Qu’en est-il des autres partis ? J’ai failli demander : quels Partis ?

Dans la politique israélienne, avec ses dizaines de partis, ce qui compte vraiment, ce sont les deux blocs : la droite religieuse et … eh bien, l’autre droite.

Il n’y a pas de bloc « de gauche » en Israël. Aujourd’hui, la gauche est comme l’homosexualité d’Oscar Wilde « l’amour qui n’ose dire son nom ». A part cela, tout le monde prétend aujourd’hui être « au centre ».

Un problème apparemment bénin a beaucoup attiré l’attention cette semaine. Le Parti Travailliste de Shelly Yachimovich a mis fin à son accord déjà long de " votes de rechange" avec Meretz, pour conclure un nouvel accord avec le Parti « Il y a un Futur » de Ya’ir Lapid.
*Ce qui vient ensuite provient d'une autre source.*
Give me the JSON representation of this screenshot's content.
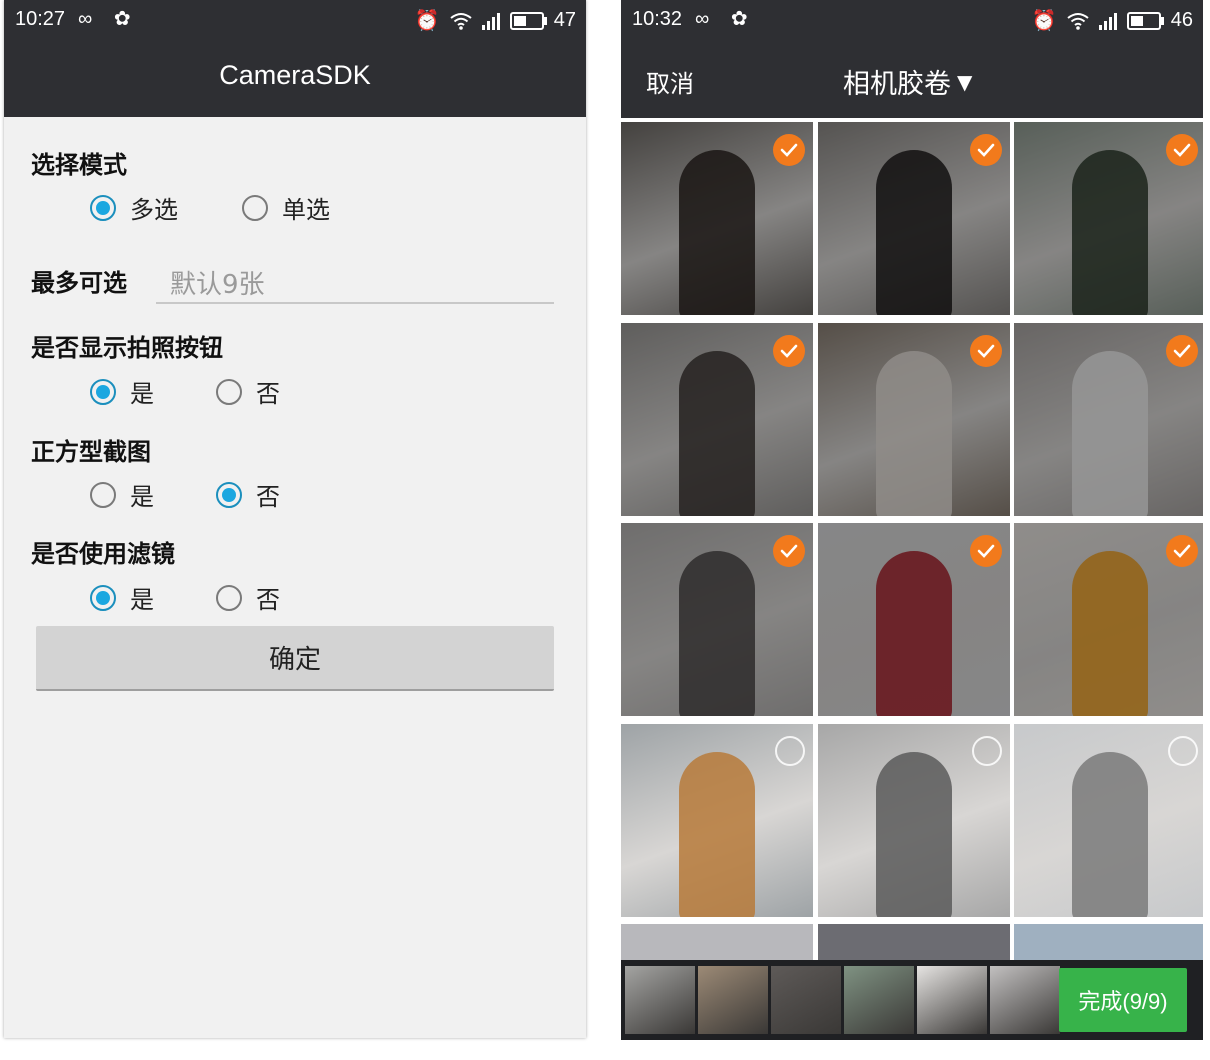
{
  "left": {
    "status": {
      "time": "10:27",
      "battery": "47",
      "battery_level": 0.47
    },
    "app_title": "CameraSDK",
    "select_mode": {
      "label": "选择模式",
      "options": [
        "多选",
        "单选"
      ],
      "selected": "多选"
    },
    "max_select": {
      "label": "最多可选",
      "placeholder": "默认9张"
    },
    "show_camera": {
      "label": "是否显示拍照按钮",
      "options": [
        "是",
        "否"
      ],
      "selected": "是"
    },
    "square_crop": {
      "label": "正方型截图",
      "options": [
        "是",
        "否"
      ],
      "selected": "否"
    },
    "use_filter": {
      "label": "是否使用滤镜",
      "options": [
        "是",
        "否"
      ],
      "selected": "是"
    },
    "confirm_label": "确定"
  },
  "right": {
    "status": {
      "time": "10:32",
      "battery": "46",
      "battery_level": 0.46
    },
    "cancel_label": "取消",
    "album_title": "相机胶卷",
    "done_label": "完成(9/9)",
    "photos": [
      {
        "selected": true,
        "bg": "#6e6a66",
        "fg": "#2a2320"
      },
      {
        "selected": true,
        "bg": "#8a8784",
        "fg": "#1c1a1a"
      },
      {
        "selected": true,
        "bg": "#8e9a90",
        "fg": "#2d3a2c"
      },
      {
        "selected": true,
        "bg": "#9a9896",
        "fg": "#3c3634"
      },
      {
        "selected": true,
        "bg": "#8a7f74",
        "fg": "#e8e2dc"
      },
      {
        "selected": true,
        "bg": "#a8a4a2",
        "fg": "#f2f2f2"
      },
      {
        "selected": true,
        "bg": "#b3b1b0",
        "fg": "#4a4646"
      },
      {
        "selected": true,
        "bg": "#d9d9db",
        "fg": "#a8202a"
      },
      {
        "selected": true,
        "bg": "#e8e4e0",
        "fg": "#f0a020"
      },
      {
        "selected": false,
        "bg": "#9ea3a6",
        "fg": "#b77a3a"
      },
      {
        "selected": false,
        "bg": "#a7a7a7",
        "fg": "#5a5a5a"
      },
      {
        "selected": false,
        "bg": "#c7c9cb",
        "fg": "#7a7a7a"
      }
    ],
    "tray": [
      {
        "bg": "#a4a4a2"
      },
      {
        "bg": "#9c8a76"
      },
      {
        "bg": "#5e5a58"
      },
      {
        "bg": "#7f9282"
      },
      {
        "bg": "#e6e4e2"
      },
      {
        "bg": "#c2c0c0"
      }
    ]
  }
}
Dans le système électoral israélien, qui est strictement proportionnel, on prend grand soin de ne pas perdre un seul vote. C’est pourquoi deux listes électorales peuvent conclure un accord préalable pour combiner les votes qui leur restent en plus avec ceux d’après l’attribution des sièges, si bien que l’une peut obtenir les sièges de l’autre.
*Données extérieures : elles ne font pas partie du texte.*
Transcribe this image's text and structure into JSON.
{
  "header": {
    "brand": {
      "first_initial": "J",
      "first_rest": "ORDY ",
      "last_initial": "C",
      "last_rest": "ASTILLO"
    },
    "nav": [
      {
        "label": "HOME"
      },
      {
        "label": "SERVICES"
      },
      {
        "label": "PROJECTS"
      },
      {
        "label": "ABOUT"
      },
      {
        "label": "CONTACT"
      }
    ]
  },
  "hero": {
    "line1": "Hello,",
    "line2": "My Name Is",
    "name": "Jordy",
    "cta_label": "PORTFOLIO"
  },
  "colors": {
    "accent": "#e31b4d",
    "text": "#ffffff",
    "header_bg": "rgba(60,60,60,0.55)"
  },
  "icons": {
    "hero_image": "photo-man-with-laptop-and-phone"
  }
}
Dans certaines situations, un siège additionnel peut être décisif dans la division finale entre les deux blocs principaux.
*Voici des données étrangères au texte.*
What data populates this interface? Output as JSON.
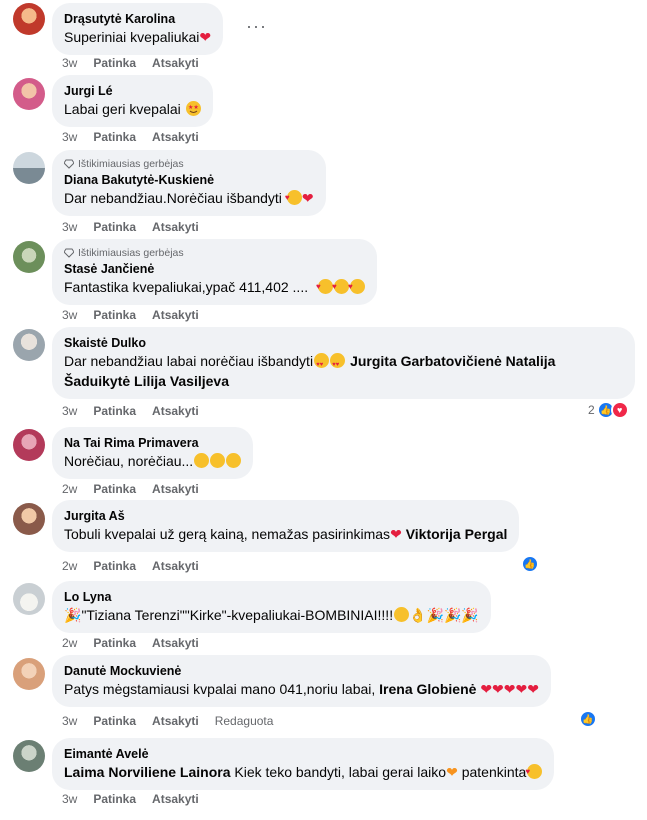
{
  "action_labels": {
    "like": "Patinka",
    "reply": "Atsakyti",
    "edited": "Redaguota"
  },
  "badge_text": "Ištikimiausias gerbėjas",
  "more_menu": "···",
  "comments": [
    {
      "author": "Drąsutytė Karolina",
      "text": "Superiniai kvepaliukai",
      "emojis": [
        "heart"
      ],
      "time": "3w",
      "avatar_color": "#c0392b"
    },
    {
      "author": "Jurgi Lé",
      "text": "Labai geri kvepalai",
      "emojis": [
        "star-eyes"
      ],
      "time": "3w",
      "avatar_color": "#d35c8a"
    },
    {
      "author": "Diana Bakutytė-Kuskienė",
      "text": "Dar nebandžiau.Norėčiau išbandyti",
      "emojis": [
        "hearts-face",
        "heart"
      ],
      "time": "3w",
      "avatar_color": "#7a8a94"
    },
    {
      "author": "Stasė Jančienė",
      "text": "Fantastika kvepaliukai,ypač 411,402 ....",
      "emojis": [
        "hearts-face",
        "hearts-face",
        "hearts-face"
      ],
      "time": "3w",
      "avatar_color": "#6c8f5b"
    },
    {
      "author": "Skaistė Dulko",
      "text_line1": "Dar nebandžiau labai norėčiau išbandyti",
      "mention1": "Jurgita Garbatovičienė",
      "mention2": "Natalija",
      "mention3": "Šaduikytė",
      "mention4": "Lilija Vasiljeva",
      "time": "3w",
      "reaction_count": "2",
      "avatar_color": "#9aa5ad"
    },
    {
      "author": "Na Tai Rima Primavera",
      "text": "Norėčiau, norėčiau...",
      "time": "2w",
      "avatar_color": "#b33a5a"
    },
    {
      "author": "Jurgita Aš",
      "text": "Tobuli kvepalai už gerą kainą, nemažas pasirinkimas",
      "mention": "Viktorija Pergal",
      "time": "2w",
      "avatar_color": "#8a5a4a"
    },
    {
      "author": "Lo Lyna",
      "text": "\"Tiziana Terenzi\"\"Kirke\"-kvepaliukai-BOMBINIAI!!!!",
      "time": "2w",
      "avatar_color": "#c9cfd3"
    },
    {
      "author": "Danutė Mockuvienė",
      "text": "Patys mėgstamiausi kvpalai mano 041,noriu labai,",
      "mention": "Irena Globienė",
      "time": "3w",
      "avatar_color": "#d9a07a"
    },
    {
      "author": "Eimantė Avelė",
      "mention": "Laima Norviliene Lainora",
      "text": "Kiek teko bandyti, labai gerai laiko",
      "text2": "patenkinta",
      "time": "3w",
      "avatar_color": "#6b7f73"
    }
  ]
}
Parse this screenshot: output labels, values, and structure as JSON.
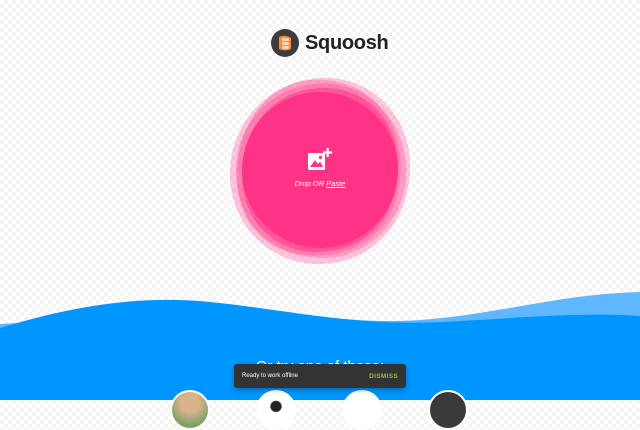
{
  "app": {
    "name": "Squoosh"
  },
  "dropzone": {
    "prompt_prefix": "Drop OR ",
    "paste_label": "Paste",
    "icon": "add-image-icon",
    "color": "#ff3385"
  },
  "demos": {
    "title": "Or try one of these:"
  },
  "toast": {
    "message": "Ready to work offline",
    "action_label": "DISMISS"
  },
  "colors": {
    "wave_front": "#0096ff",
    "wave_back": "#5fb8ff",
    "toast_action": "#8bc34a"
  }
}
Les travaillistes et Meretz avaient une alliance naturelle. Tous deux étaient socialistes. Vous pouviez voter pour les travaillistes et rester satisfait que votre vote aide en fin de compte un autre membre de Meretz à être élu. Déporter cet arrangement d’un parti à l’autre est significatif – surtout si l’autre est une liste creuse, dénuée de toute idée sérieuse mais avide de se joindre le gouvernement.

Ne représentant rien d’autre que le charme personnel de Lapid, ce parti pourrait garnir quelque huit sièges. Il en va de même pour le tout nouveau « Mouvement » de Tzipi Livni, un ramassis constitué en dernière minute.

Meretz est un parti ancien et loyal, parlant vrai et non entaché de corruption. Malheureusement son charisme est aussi terne que celui d’une vieille bouilloire. Pas de nouveaux visages excitants, à une époque où les visages comptent plus que les idées.

Les communistes sont considérés comme un parti « arabe », bien qu’ils aient un candidat juif. Comme les deux autres partis « arabes », ils ont peu d’influence, surtout depuis que près de la moitié des citoyens arabes ne votent plus du tout, par indifférence ou par dégoût.

Restent les Travaillistes. Mme Shelly Yachimovich a réussi à faire ressusciter son parti à moitié mort et lui a insufflé une nouvelle vie. De nouveaux minois enjolivent la liste électorale, même si certains candidats ne se parlent pas. Ces dernières heures, Amir Peretz, l’ancien ministre de la Défense, a quitté Shelly pour Tzipi.

C’est donc ça, la nouvelle opposition ? Non, pas s’il s’agit de petits dossiers comme la paix (un mot à éviter), l’énorme budget militaire (idem), l’occupation, les colons (Shelly les aime), les orthodoxes (Shelly les aime aussi). Sous la pression, Shelly admet qu’elle est « pour la solution à deux états », mais en Israël aujourd’hui cela ne veut pas dire grand-chose. Chose plus importante, elle refuse catégoriquement de s’engager à ne pas se joindre à une coalition Netanyahou-Lieberman.

Il pourrait bien s’avérer que le vainqueur des élections, dans six semaines, sera Avigdor Lieberman, l’homme à la vengeance froide. Et ce sera aussi le début d’un nouveau chapitre.

* Uri Avnery, né en 1923 en Allemagne, est un écrivain israélien et un militant pour la paix de Gush Shalom. Il a contribué au livre de CounterPunch : The Politics of Anti-Semitism.